The most important recent case was Roper v. Simmons in 2005 when the Supreme Court ruled it unconstitutional to execute murderers who were under 18 when they committed the crime. The court declared such executions violated the Eighth Amendment. The 5–4 court majority pointed out that only two nations in the world allowed such executions — the United States and Somalia.

Seventeen states have banned executions. New York, which had prohibited the death penalty 30 years before, reinstated it in 1995. But the New York Court of Appeals struck down the law in 2004, and the state legislature has refused to pass a new death penalty law. New Jersey (2007), New Mexico (2009), Illinois (2011), and Connecticut (2012) recently joined the ranks of states without capital punishment. And in 2011, the governor of Oregon announced a moratorium on the death penalty in that state while he remained in office.

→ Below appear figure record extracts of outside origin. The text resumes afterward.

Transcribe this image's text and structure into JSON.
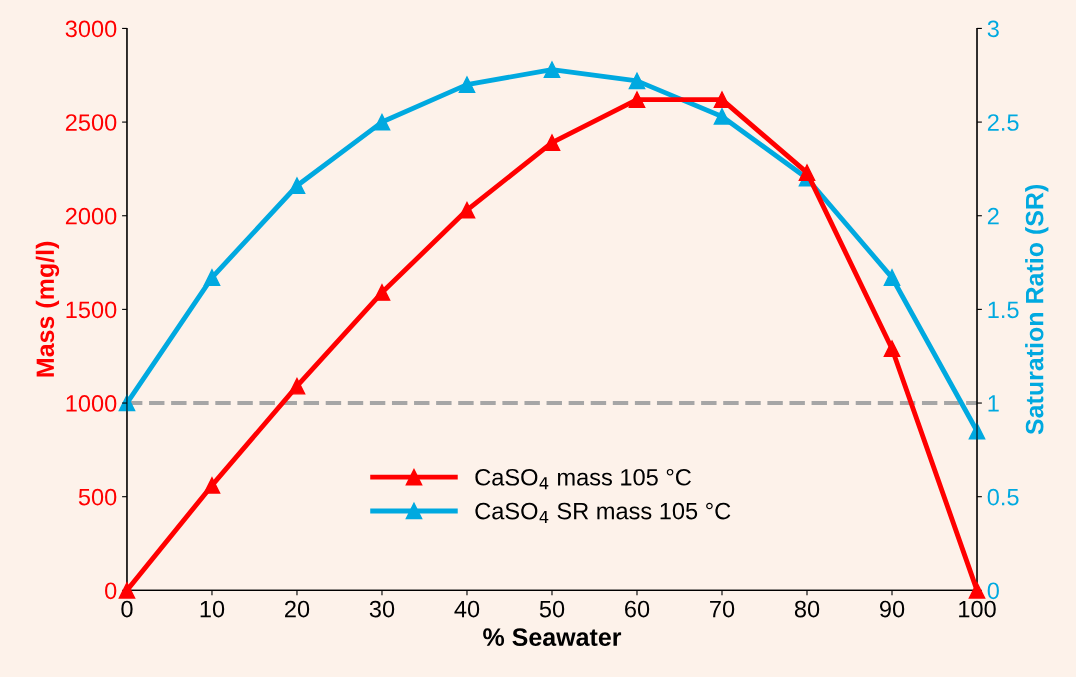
{
  "chart_data": {
    "type": "line",
    "xlabel": "% Seawater",
    "ylabel": "Mass (mg/l)",
    "y2label": "Saturation Ratio (SR)",
    "x": [
      0,
      10,
      20,
      30,
      40,
      50,
      60,
      70,
      80,
      90,
      100
    ],
    "series": [
      {
        "name": "CaSO$_{4}$ mass 105 °C",
        "color": "#ff0000",
        "values": [
          0,
          560,
          1090,
          1590,
          2030,
          2390,
          2620,
          2620,
          2230,
          1290,
          0
        ]
      },
      {
        "name": "CaSO$_{4}$ SR mass 105 °C",
        "color": "#00a9e0",
        "axis": "y2",
        "values": [
          1.0,
          1.67,
          2.16,
          2.5,
          2.7,
          2.78,
          2.72,
          2.53,
          2.2,
          1.67,
          0.85
        ]
      }
    ],
    "xlim": [
      0,
      100
    ],
    "xticks": [
      0,
      10,
      20,
      30,
      40,
      50,
      60,
      70,
      80,
      90,
      100
    ],
    "ylim": [
      0,
      3000
    ],
    "yticks": [
      0,
      500,
      1000,
      1500,
      2000,
      2500,
      3000
    ],
    "y2lim": [
      0,
      3
    ],
    "y2ticks": [
      0,
      0.5,
      1,
      1.5,
      2,
      2.5,
      3
    ],
    "ref_lines": [
      {
        "axis": "y2",
        "value": 1,
        "color": "#a6a6a6",
        "line_style": "dashed"
      }
    ],
    "marker": "triangle",
    "line_style": "solid",
    "grid": false,
    "legend": "bottom"
  }
}
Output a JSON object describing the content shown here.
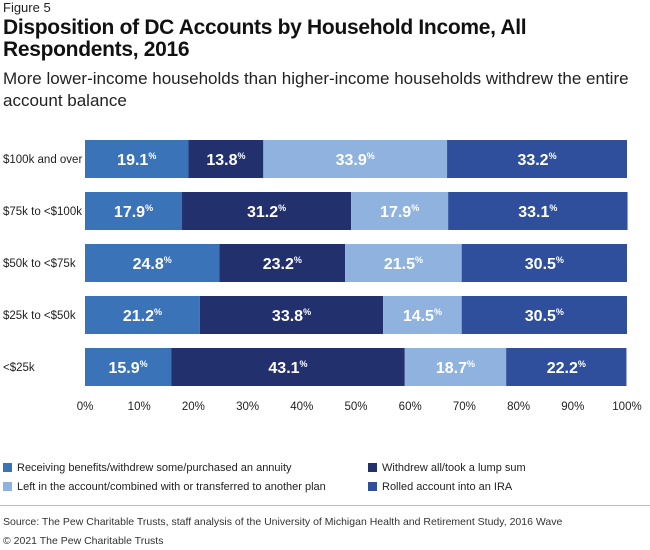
{
  "figure_label": "Figure 5",
  "title": "Disposition of DC Accounts by Household Income, All Respondents, 2016",
  "subtitle": "More lower-income households than higher-income households withdrew the entire account balance",
  "colors": {
    "benefits": "#3b73b9",
    "withdraw": "#22306e",
    "left": "#8fb3de",
    "rolled": "#2f4f9d"
  },
  "chart_data": {
    "type": "bar",
    "orientation": "horizontal",
    "stacked": true,
    "categories": [
      "$100k and over",
      "$75k to <$100k",
      "$50k to <$75k",
      "$25k to <$50k",
      "<$25k"
    ],
    "series": [
      {
        "key": "benefits",
        "name": "Receiving benefits/withdrew some/purchased an annuity",
        "values": [
          19.1,
          17.9,
          24.8,
          21.2,
          15.9
        ]
      },
      {
        "key": "withdraw",
        "name": "Withdrew all/took a lump sum",
        "values": [
          13.8,
          31.2,
          23.2,
          33.8,
          43.1
        ]
      },
      {
        "key": "left",
        "name": "Left in the account/combined with or transferred to another plan",
        "values": [
          33.9,
          17.9,
          21.5,
          14.5,
          18.7
        ]
      },
      {
        "key": "rolled",
        "name": "Rolled account into an IRA",
        "values": [
          33.2,
          33.1,
          30.5,
          30.5,
          22.2
        ]
      }
    ],
    "value_suffix": "%",
    "x_ticks": [
      "0%",
      "10%",
      "20%",
      "30%",
      "40%",
      "50%",
      "60%",
      "70%",
      "80%",
      "90%",
      "100%"
    ],
    "xlim": [
      0,
      100
    ]
  },
  "source": "Source: The Pew Charitable Trusts, staff analysis of the University of Michigan Health and Retirement Study, 2016 Wave",
  "copyright": "© 2021 The Pew Charitable Trusts"
}
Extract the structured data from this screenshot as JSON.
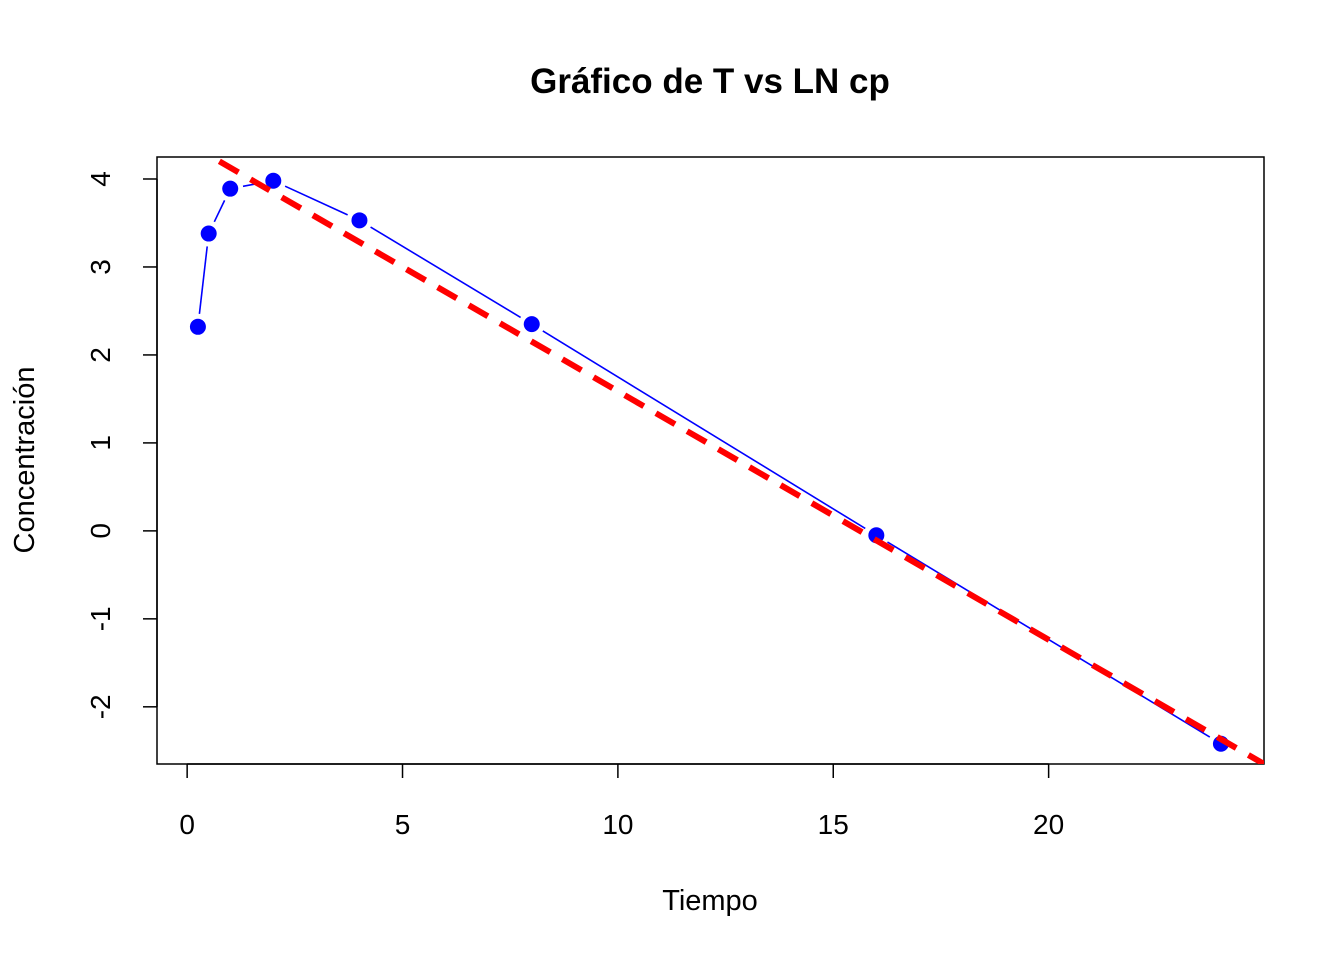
{
  "chart_data": {
    "type": "line",
    "title": "Gráfico de T vs LN cp",
    "xlabel": "Tiempo",
    "ylabel": "Concentración",
    "xlim": [
      -0.7,
      25.0
    ],
    "ylim": [
      -2.65,
      4.25
    ],
    "x_ticks": [
      0,
      5,
      10,
      15,
      20
    ],
    "x_tick_labels": [
      "0",
      "5",
      "10",
      "15",
      "20"
    ],
    "y_ticks": [
      -2,
      -1,
      0,
      1,
      2,
      3,
      4
    ],
    "y_tick_labels": [
      "-2",
      "-1",
      "0",
      "1",
      "2",
      "3",
      "4"
    ],
    "grid": false,
    "series": [
      {
        "style": "points-and-lines",
        "color": "#0000ff",
        "x": [
          0.25,
          0.5,
          1,
          2,
          4,
          8,
          16,
          24
        ],
        "y": [
          2.32,
          3.38,
          3.89,
          3.98,
          3.53,
          2.35,
          -0.05,
          -2.42
        ]
      },
      {
        "style": "dashed-line",
        "color": "#ff0000",
        "x": [
          -0.7,
          25.0
        ],
        "y": [
          4.61,
          -2.65
        ]
      }
    ]
  }
}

It was also noted that although 19 states permitted these executions, only three states had carried them out in the last decade, according to the Constitutional Rights Foundation in 2012.

Where do we draw the line on executing those who are “proven” guilty?

Incorrect identification by eyewitnesses was a factor in more than 70 percent of wrongful convictions, according to a study by the United States Department of Justice and United States Senate in conjunction with the Jewish Yeshiva University's Benjamin N. Cardozo School of Law, New York City.

This study contributed to the founding of the Innocence Project in1992. The non-profit organization assists prisoners who could be proven innocent through DNA testing.

More than 365 people in the United States as of September 2019 have been exonerated by DNA testing. These prisoners had served an average of 13 years before exoneration and release. Twenty-five percent of prisoners who were eventually found innocent had confessed or admitted guilt during trial, according to https://cardozo.yu.edu/innocence-project.

We need to change the “eye for an eye” mentality that has been the major impetus for the death penalty in this country.

Executing the “guilty” leaves no room for proving innocence.

We cannot give someone back their life. The Native American system of restorative justice is much more compatible with our claim that we are a Christian nation.